I’m always interested to hear about how different scholarly communities are changing their communications practices. Things like PLOS One, and projects like PressForward are putting forward interesting and new models for when and where review happens and how we establish credibility and mark for quality. At the recent ScienceOnline conference I had the pleasure of chatting a bit with David Zureick-Brown, a mathematician and one of the founders of MathOverflow. Given how forward thinking much of the math community has been in this scholarly communication space I was thrilled to have a chance to pick his brain about similarities and differences between fields.
High Rates of Rejection in Math Journals: It works different there
I was initially taken back by something David said. It was something like “In my field, if you aren’t getting at least a 50% rejection rate on papers you submit to journals you aren’t aiming high enough.” The idea being, that you should try to get your work into more prestigious journals, and many of these journals have two-year backlogs. In one situation, a paper was rejected that had largely positive reviews because it wasn’t important/exciting enough. This is exactly the thing that projects like PLOSone are set up to get around. To try and stop evaluating papers for quality and start doing a minimal evaluation of them as passing a minimum bar.

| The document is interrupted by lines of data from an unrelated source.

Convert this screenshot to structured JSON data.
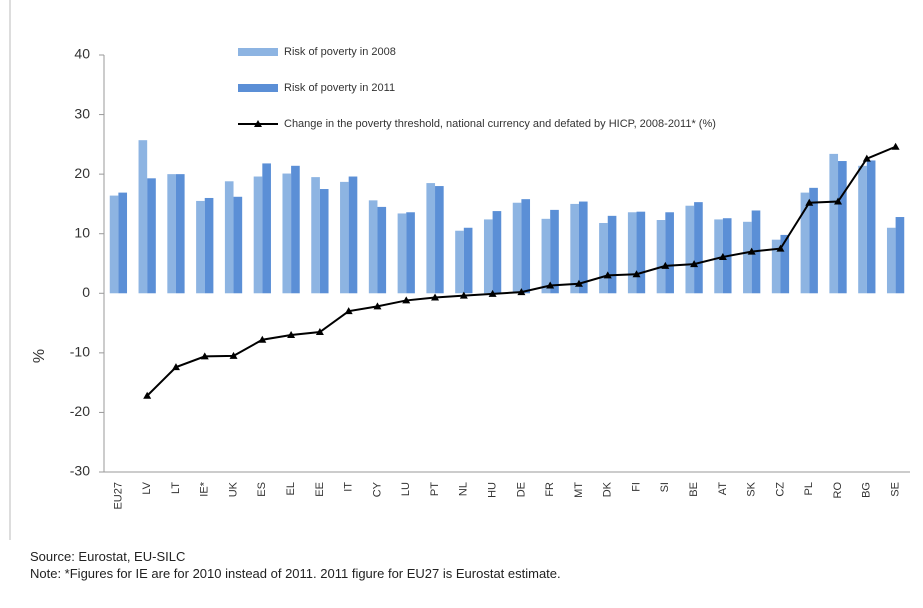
{
  "chart_data": {
    "type": "bar",
    "ylabel": "%",
    "categories": [
      "EU27",
      "LV",
      "LT",
      "IE*",
      "UK",
      "ES",
      "EL",
      "EE",
      "IT",
      "CY",
      "LU",
      "PT",
      "NL",
      "HU",
      "DE",
      "FR",
      "MT",
      "DK",
      "FI",
      "SI",
      "BE",
      "AT",
      "SK",
      "CZ",
      "PL",
      "RO",
      "BG",
      "SE"
    ],
    "series": [
      {
        "name": "Risk of poverty in 2008",
        "type": "bar",
        "color": "#8db4e2",
        "values": [
          16.4,
          25.7,
          20.0,
          15.5,
          18.8,
          19.6,
          20.1,
          19.5,
          18.7,
          15.6,
          13.4,
          18.5,
          10.5,
          12.4,
          15.2,
          12.5,
          15.0,
          11.8,
          13.6,
          12.3,
          14.7,
          12.4,
          12.0,
          9.0,
          16.9,
          23.4,
          21.4,
          11.0
        ]
      },
      {
        "name": "Risk of poverty in 2011",
        "type": "bar",
        "color": "#5b8fd6",
        "values": [
          16.9,
          19.3,
          20.0,
          16.0,
          16.2,
          21.8,
          21.4,
          17.5,
          19.6,
          14.5,
          13.6,
          18.0,
          11.0,
          13.8,
          15.8,
          14.0,
          15.4,
          13.0,
          13.7,
          13.6,
          15.3,
          12.6,
          13.9,
          9.8,
          17.7,
          22.2,
          22.3,
          12.8
        ]
      },
      {
        "name": "Change in the poverty threshold, national currency and defated by HICP, 2008-2011* (%)",
        "type": "line",
        "color": "#000000",
        "values": [
          null,
          -17.2,
          -12.4,
          -10.6,
          -10.5,
          -7.8,
          -7.0,
          -6.5,
          -3.0,
          -2.2,
          -1.2,
          -0.7,
          -0.4,
          -0.1,
          0.2,
          1.3,
          1.6,
          3.0,
          3.2,
          4.6,
          4.9,
          6.1,
          7.0,
          7.5,
          15.2,
          15.4,
          22.6,
          24.6
        ]
      }
    ],
    "ylim": [
      -30,
      40
    ],
    "yticks": [
      -30,
      -20,
      -10,
      0,
      10,
      20,
      30,
      40
    ],
    "source": "Source: Eurostat, EU-SILC",
    "note": "Note: *Figures for IE are for 2010 instead of 2011. 2011 figure for EU27 is Eurostat estimate."
  }
}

Publication happens before Publication
Initially I thought this sounds terrible! You submit your papers, wait for rejections, and then shift down a bit. Wouldn’t this hold up getting your work out there? But then I remembered that Math is different. At this point there is an expectation that you put all your work up on arXiv as soon as they are coherent enough to be called papers. So this review process wasn’t holding up the publication process. As soon as work is done it’s published. People start reading it on arXiv. When I realized this I suggested “Oh, so publication in a journal is actually really just like a mark of quality, it’s like a merit badge.” Now, it’s a really important merit badge in the field, as the quality of the journals you are published in is a key factor for tenure and promotion. So getting a piece published in a particularly prestigious journal is effectively a seal of quality/approval that a given work matters and is significant for the field.
Small Pieces Loosely Kludged
This kluged together system seems like a great outcome. I can’t imagine anyone set out to make this system work this way. Anything can get published on arXiv, at which point anyone can see the work, cite the work, and reference it. The journals are now really just serving as amplifiers. The peer review of this work is actually post publication peer review. In this system it sort of doesn’t matter if journals want to become open access. If they let you put up pre-prints you’re good to go. The content of the journals is already published and open access. It only costs folks money to see the papers if they want to see the fancy PDFs.
It’s largely about when you call it a publication
So post publication peer review and pre-publication review are actually much more dependent on what we call the publication. Humanities and Social Science folks can just start to put all their stuff up in places like Academia.edu, or up on SSRN before submitting it. In many social sciences at this point this is a standard practice. While I’m a big fan of institutional repositories, I find the situations where the field specific platforms have emerged a bit more exciting. In these cases, the expectations and behaviors of scholars have shifted. It’s the norm to expect that you can see your colleagues work as quickly as it’s come together online in these spaces.
So why doesn’t this happen in History and the Humanities?
The fact that arXiv, SSRN and sites like RePEc and a few other disciplinary networks emerged for sharing scholarship in draft form and that nothing like them has taken off in the humanities is an indictment of the humanities. How come Mathematicians, Astronomers, Economists and a range of other fields could just set up places to share their work and humanists haven’t? As you can see from the Math situation, if a scholarly community just shifts to sharing pre-prints and everybody does it then it basically doesn’t matter what publishers want to do in terms of open access. This is to say that scholars have no one but themselves and their peers to point to if they don’t like how scholarly communication works. As the math case shows, we can patch our scholarly communication system one kludge at a time and end up with a system that embraces broad open access and rapid dissemination and retains merit badges for quality.